We rarely spoke about politics, only when there was
pandemonium in the streets due to strikes, elections, or a coup d’état. Old Man
Pericles always had the latest bits of gossip, but he doled them out slowly as if
they were old jokes everybody had already heard. Already before Haydée’s death his
tone had become sardonic, even when he talked about his own comrades’ adventures, as
if he no longer believed what he preached and belonged to that gang because one has
to have something to cling to in this life. He despised the military even though he,
his father, and his grandfather had been in the military; more than anything,
though, he despised the rich: the fourteen packs of hyenas, he called the so-called
fourteen families who own this parcel of land. It was his loathing of the arrogance
of the powerful that made him remain a communist to the very end rather than any
illusion about the supposed goodness of that other world. “There’s deep shit
everywhere, Chelón.

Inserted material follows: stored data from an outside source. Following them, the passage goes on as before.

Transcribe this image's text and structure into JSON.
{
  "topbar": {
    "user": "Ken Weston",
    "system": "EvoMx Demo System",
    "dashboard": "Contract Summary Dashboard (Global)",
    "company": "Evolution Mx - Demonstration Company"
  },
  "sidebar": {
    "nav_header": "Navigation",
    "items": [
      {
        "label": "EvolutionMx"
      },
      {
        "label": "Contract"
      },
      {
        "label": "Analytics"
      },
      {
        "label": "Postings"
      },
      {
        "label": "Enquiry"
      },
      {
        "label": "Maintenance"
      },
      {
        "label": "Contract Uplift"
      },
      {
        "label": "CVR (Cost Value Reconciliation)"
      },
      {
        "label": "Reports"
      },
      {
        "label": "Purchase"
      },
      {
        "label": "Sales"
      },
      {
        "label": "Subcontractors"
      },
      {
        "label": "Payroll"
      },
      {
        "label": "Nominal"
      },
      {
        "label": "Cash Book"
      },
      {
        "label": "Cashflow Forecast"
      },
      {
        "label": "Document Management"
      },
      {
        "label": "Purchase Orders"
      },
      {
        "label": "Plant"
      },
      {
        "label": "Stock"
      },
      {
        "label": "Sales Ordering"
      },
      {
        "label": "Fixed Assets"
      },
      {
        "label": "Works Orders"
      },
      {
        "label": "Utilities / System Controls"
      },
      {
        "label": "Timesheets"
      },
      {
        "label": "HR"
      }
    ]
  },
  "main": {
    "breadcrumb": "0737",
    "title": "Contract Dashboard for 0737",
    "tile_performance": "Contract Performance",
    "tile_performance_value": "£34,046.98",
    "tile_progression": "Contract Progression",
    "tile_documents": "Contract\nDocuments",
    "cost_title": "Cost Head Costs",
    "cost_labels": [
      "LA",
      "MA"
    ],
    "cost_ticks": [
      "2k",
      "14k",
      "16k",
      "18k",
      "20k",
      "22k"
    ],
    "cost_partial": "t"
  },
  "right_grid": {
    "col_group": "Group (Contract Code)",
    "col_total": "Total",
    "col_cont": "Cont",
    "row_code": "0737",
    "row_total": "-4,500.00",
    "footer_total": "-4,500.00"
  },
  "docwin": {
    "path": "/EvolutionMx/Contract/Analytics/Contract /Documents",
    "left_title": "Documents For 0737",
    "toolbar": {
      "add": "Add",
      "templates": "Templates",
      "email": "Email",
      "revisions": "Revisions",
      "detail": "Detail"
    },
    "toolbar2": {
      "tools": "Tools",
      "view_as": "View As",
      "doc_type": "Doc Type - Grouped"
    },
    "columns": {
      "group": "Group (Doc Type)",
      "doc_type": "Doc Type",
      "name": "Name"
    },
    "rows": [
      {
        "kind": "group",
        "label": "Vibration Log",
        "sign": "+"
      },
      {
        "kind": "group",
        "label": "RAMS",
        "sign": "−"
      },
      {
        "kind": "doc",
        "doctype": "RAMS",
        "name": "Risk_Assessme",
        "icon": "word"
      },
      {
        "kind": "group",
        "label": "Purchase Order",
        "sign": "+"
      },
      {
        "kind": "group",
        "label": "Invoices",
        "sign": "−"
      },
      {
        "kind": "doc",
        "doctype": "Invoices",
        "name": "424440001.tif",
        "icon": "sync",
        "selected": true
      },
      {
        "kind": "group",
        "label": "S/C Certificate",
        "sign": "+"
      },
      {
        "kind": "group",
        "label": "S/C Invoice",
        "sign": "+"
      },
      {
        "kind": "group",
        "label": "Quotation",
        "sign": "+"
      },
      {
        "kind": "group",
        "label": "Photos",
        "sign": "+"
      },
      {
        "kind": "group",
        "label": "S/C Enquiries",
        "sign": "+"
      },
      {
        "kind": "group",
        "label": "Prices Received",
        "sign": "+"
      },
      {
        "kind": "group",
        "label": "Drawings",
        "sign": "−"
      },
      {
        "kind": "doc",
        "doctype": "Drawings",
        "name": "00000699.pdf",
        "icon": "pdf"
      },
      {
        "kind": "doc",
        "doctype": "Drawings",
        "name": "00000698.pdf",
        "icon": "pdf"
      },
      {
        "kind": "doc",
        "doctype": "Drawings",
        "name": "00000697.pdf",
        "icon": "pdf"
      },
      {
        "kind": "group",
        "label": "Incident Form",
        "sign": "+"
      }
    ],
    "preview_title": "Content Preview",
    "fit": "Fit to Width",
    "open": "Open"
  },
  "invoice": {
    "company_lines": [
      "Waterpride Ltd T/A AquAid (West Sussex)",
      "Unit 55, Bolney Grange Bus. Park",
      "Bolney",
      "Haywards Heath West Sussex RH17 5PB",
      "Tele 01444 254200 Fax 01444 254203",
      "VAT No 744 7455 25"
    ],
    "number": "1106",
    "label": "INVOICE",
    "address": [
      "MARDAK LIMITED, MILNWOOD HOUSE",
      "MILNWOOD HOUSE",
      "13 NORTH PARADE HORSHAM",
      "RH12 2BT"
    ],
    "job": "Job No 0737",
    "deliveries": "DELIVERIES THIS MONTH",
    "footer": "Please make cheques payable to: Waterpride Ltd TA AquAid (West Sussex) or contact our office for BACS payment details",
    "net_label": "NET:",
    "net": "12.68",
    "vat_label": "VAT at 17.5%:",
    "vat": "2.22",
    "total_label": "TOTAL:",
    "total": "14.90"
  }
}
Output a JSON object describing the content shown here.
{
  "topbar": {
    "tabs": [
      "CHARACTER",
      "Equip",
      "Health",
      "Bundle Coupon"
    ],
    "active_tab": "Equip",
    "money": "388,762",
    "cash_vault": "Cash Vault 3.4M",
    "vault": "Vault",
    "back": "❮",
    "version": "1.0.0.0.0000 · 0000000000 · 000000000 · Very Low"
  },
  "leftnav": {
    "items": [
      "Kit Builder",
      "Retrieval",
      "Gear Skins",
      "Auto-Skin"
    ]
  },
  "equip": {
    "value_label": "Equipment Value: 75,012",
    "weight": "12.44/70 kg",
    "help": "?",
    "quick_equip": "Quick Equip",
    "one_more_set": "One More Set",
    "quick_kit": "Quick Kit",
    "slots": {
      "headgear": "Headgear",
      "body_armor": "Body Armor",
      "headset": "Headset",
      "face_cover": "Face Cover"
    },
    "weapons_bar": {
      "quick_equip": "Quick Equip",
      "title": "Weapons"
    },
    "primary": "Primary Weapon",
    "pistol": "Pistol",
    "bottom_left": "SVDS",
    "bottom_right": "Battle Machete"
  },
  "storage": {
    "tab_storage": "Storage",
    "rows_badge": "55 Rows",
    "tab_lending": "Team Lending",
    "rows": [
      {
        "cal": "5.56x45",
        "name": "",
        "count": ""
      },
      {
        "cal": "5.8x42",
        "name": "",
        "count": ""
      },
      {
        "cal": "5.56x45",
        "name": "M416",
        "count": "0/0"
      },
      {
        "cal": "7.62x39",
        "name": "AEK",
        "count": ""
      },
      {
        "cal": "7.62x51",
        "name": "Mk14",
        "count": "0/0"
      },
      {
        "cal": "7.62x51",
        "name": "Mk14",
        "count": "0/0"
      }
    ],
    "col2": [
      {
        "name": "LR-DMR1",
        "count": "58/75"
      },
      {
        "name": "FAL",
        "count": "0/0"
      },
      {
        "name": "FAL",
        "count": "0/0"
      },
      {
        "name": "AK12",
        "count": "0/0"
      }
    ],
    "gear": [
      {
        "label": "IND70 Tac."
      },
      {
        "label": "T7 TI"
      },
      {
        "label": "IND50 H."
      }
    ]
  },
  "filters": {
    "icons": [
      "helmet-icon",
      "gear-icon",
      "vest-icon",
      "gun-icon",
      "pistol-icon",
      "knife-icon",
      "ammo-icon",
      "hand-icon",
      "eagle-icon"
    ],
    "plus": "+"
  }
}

This is mine. What is to be done?” he said one day after
returning from a long trip to Moscow and Peking, when those two cities were still on
friendly terms.

At some point in the afternoon he’d always enter my studio: he
would cast an eye over the canvas I was painting, rummage through my books with the
hope that I had bought something that might interest him, then look pensively out
the picture window. He never offered an opinion about my paintings, always claiming
to be incapable of evaluating the visual arts; he was contemptuous of non-figurative
art and was grateful I had never wasted my paint on such things. Whenever I showed
him any of my poems, published or not, he’d make a measured comment, but would
always end by saying: “You’re right to prefer painting.” That was another of his
characteristics: he seemed to go through life forgiving the world. I reminded him of
it that afternoon when I noticed him looking attentively at the ice-cream vendor as
a fallen angel:

“What is His Lordship’s judgment?” I asked in a sarcastic tone, much
like his own, as I handed him a cigar.